Amongst the known signals of the time-multiplexed type are those of the AIS system. The AIS (Automatic Identification System) is a public communications system between ships which allows collisions between these ships to be limited and which allows the maritime traffic in view from the coasts to be monitored thanks to coastal stations that listen to the communications. This system advantageously implements satellites for relaying the communications over a wide area. In order to allow the satellite AIS to have an acceptable performance with respect to the performance demands for maritime safety, the highest possible number of tools must be implemented to utilize the colliding signals in order to extract the message from at least one of them.
The circumstances in which signals can collide are many-fold. The colliding signals come from different SO-TDMA (Self Organizing Time Division Multiple Access) cells. The differences in frequency (Doppler), power (distance/free-space loss, antenna gain) and synchronization (distance/propagation time) between these various signals are variable which can allow their discrimination.
Solutions do exist (simple demodulator, SIC or “Sequential Interference Canceller”) that provide access to at least one of the colliding signals, in the case where there are a sufficient number of parameters discriminating between them: difference in synchronization, difference in carrier or difference in power.

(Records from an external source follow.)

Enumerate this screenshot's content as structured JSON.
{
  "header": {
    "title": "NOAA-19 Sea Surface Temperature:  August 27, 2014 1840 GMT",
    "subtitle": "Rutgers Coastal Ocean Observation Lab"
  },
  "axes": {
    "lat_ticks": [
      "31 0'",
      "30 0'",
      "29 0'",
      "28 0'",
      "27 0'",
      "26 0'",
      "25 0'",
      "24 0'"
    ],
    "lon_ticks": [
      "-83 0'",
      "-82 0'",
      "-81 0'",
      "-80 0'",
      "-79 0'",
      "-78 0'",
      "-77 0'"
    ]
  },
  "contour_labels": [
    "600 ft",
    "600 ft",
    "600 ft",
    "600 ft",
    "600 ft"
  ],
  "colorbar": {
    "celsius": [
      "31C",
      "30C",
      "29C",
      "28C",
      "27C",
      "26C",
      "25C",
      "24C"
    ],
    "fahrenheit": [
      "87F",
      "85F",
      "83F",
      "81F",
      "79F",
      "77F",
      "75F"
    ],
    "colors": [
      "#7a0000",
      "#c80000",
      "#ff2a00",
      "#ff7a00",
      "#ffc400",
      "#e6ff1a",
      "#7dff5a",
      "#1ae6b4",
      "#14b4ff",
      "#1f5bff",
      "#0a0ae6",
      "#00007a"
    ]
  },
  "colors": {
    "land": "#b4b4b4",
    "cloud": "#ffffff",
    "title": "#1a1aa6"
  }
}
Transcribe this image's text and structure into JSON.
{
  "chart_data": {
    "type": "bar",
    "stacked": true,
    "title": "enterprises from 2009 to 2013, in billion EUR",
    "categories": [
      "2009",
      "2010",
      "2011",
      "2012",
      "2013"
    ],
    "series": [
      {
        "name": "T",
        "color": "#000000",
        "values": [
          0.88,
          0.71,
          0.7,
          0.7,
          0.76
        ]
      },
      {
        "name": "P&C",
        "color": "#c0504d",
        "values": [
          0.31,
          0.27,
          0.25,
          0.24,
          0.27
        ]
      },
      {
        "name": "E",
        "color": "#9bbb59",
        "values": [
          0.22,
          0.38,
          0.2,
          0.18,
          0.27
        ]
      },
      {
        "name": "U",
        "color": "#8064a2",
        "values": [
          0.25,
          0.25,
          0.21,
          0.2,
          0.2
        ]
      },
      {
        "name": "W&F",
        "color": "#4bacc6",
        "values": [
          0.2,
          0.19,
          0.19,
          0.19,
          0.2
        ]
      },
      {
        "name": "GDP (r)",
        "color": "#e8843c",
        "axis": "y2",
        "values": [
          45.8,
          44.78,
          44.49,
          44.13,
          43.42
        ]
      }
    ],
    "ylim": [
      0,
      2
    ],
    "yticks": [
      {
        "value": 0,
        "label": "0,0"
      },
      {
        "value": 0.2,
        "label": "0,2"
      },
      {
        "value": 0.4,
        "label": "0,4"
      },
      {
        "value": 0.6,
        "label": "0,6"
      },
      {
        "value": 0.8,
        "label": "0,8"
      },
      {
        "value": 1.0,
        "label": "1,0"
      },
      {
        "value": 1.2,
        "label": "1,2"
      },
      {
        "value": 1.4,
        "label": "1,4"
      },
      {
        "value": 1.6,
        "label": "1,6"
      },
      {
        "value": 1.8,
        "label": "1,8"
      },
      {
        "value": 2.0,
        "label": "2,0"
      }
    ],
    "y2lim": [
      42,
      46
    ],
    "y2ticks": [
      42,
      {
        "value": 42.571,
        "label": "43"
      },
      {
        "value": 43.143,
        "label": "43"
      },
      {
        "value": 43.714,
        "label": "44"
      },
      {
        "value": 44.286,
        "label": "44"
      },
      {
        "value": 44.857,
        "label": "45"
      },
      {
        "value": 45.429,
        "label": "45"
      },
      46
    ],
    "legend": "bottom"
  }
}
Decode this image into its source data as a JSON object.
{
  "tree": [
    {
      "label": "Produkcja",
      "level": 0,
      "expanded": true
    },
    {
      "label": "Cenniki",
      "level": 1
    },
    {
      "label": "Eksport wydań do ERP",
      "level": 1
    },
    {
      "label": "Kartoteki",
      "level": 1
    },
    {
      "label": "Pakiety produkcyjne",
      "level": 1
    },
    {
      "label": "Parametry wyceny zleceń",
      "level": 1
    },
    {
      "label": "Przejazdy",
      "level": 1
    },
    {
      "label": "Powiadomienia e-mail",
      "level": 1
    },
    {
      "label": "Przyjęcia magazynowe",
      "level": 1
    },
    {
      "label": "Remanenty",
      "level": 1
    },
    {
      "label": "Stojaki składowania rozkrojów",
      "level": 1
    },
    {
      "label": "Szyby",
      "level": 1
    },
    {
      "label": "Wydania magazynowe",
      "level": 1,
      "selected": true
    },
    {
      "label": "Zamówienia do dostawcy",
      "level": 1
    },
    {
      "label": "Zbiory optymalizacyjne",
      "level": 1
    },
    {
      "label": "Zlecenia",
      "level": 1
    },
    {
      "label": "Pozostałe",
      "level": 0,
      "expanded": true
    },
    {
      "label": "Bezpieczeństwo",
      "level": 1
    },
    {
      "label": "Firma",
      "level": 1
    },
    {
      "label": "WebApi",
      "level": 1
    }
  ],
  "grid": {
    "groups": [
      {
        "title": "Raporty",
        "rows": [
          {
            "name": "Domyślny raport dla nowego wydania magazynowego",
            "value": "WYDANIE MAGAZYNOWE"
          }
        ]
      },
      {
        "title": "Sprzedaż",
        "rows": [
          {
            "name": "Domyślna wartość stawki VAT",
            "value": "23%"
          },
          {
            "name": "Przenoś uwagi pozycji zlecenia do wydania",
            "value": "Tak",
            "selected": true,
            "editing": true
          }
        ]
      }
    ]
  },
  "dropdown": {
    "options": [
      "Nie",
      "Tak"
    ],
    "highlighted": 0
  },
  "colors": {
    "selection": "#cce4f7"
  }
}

When the said parameters of two signals are too close, the performance in terms of bit error rate is seriously degraded. In particular, in the worst case of collision between two signals (i.e. signals received at the same power and with identical Doppler frequencies), access to the two signals becomes impossible.
The article “Co-Channel Demodulation for Continuous-Phase Modulated Signals, Peter A. Murphy & Gary E. Ford, IEEE proceedings” discloses a method, the “Joint Maximum Likelihood Sequence Estimation (J-MLSE)”, providing possibilities for demodulation of two signals in certain collision circumstances, encountered in cellular communications systems. Thus, this method is applicable in the case of two signals with the same carrier frequency and whose digital contents are synchronized when they are received. This type of method therefore seems to be valid, but in circumstances that are too restrictive, which will not be encountered in other systems, such as in particular the satellite AIS.